A number of phenotypic traits of C. violaceum are known to be controlled by quorum sensing regulation mediated by an AHL molecule. The results presented here extend this plethora of factors to include the most complete example of quorum-sensing-regulated control of chitinolytic activity enabling a gram-negative bacterium to utilize chitin as a growth source. In this system, quorum sensing regulation is mediated by HHL synthesized by C. violaceum. Two of the test strains (CVWT and its derivative CV017) produce HHL molecules and release them into the culture medium, while CV026, a derivative of CV017 with a mini-Tn5 insertion in the autoinducer synthase gene, is deficient in HHL production. In the presence of HHL, either produced by the CVWT or CV017 strain or supplied exogenously for CV026, all of the strains exhibited strong chitinolytic activity, as determined by the formation of clearing zones on chitin agar, by degradation of colloidal chitin fine particles in liquid medium, and by the release of pNP from the chromogenic chitooligosaccharide analogs. No activity or only very weak activity was found for intracellular protein of the strains, suggesting that the chitinolytic enzymes are almost completely extracellular.

We used a set of fluorescent 4-MU glucosides of GlcNAc mono- and oligosaccharides as substrates to identify the chitinolytic activity of extracellular proteins renatured after their separation by SDS-PAGE. The same pattern of bands showing chitinolytic activity was observed in the preparation of proteins secreted by the mutant strains CV017 and CV026 when chitinolytic activity in the latter was restored by induction with HHL in the growth medium.
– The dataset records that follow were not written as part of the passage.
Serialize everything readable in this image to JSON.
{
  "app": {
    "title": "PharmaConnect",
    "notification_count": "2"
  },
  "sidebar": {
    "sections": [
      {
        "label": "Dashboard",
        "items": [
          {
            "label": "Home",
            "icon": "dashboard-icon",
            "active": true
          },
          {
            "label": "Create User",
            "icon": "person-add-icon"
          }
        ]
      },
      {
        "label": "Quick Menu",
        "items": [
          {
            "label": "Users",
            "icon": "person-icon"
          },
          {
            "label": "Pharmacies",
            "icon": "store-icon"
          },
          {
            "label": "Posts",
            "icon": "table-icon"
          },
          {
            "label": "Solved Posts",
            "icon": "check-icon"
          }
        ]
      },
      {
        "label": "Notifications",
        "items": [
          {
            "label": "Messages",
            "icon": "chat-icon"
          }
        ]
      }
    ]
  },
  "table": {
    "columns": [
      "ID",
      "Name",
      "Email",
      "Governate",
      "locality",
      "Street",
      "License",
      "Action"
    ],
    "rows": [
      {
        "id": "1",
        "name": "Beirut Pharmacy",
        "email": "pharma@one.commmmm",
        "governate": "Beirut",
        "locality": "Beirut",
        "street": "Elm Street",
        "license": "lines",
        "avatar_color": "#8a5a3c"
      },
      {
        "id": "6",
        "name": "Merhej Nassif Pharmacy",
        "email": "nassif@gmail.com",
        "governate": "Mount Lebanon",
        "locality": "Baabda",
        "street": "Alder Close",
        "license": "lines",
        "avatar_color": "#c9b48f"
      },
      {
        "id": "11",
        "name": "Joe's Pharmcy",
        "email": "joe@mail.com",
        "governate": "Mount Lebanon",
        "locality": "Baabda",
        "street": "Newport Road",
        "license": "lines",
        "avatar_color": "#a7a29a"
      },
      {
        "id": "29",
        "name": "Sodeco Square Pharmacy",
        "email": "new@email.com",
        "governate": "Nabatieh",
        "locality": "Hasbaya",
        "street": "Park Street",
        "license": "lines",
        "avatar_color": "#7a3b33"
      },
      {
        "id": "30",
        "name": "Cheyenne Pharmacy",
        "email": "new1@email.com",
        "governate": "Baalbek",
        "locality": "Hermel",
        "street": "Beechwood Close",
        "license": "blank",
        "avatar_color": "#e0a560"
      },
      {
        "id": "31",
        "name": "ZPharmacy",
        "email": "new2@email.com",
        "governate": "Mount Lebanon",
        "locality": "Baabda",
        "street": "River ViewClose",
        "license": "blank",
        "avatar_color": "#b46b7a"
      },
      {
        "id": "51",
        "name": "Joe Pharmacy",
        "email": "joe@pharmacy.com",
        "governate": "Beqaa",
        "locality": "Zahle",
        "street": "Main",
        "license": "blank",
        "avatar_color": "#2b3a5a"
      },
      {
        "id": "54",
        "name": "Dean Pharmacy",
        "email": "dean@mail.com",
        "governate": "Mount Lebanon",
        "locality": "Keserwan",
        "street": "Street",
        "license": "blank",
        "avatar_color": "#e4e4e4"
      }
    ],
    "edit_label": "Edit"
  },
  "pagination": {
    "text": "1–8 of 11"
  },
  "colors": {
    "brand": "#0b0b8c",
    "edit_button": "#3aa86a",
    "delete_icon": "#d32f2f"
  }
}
Chitinolytic activity was detected only when the bacteria were grown in an inducing medium containing colloidal chitin. The enzymes detected differed in their substrate specificities. Those designated according to their apparent molecular masses as Chit162 and Chit133 released fluorescent 4-MU from all three substrates. Fluorescent bands corresponding to Chit108 and Chit67 appeared as a result of the release of 4-MU from trimeric [4-MU-(GlcNAc)₂] and tetrameric [4-MU-(GlcNAc)₃] chitin analogs, but not from the dimeric analog 4-MU-GlcNAc. The band of Chit56 was detected only when 4-MU-(GlcNAc)₂ was used, and its activity with this substrate was apparently weaker than that of Chit67. Finally, the band of Chit87 was detected only with the dimeric chitin derivative 4-MU-GlcNAc. All of these protein bands could also be detected by Coomassie staining.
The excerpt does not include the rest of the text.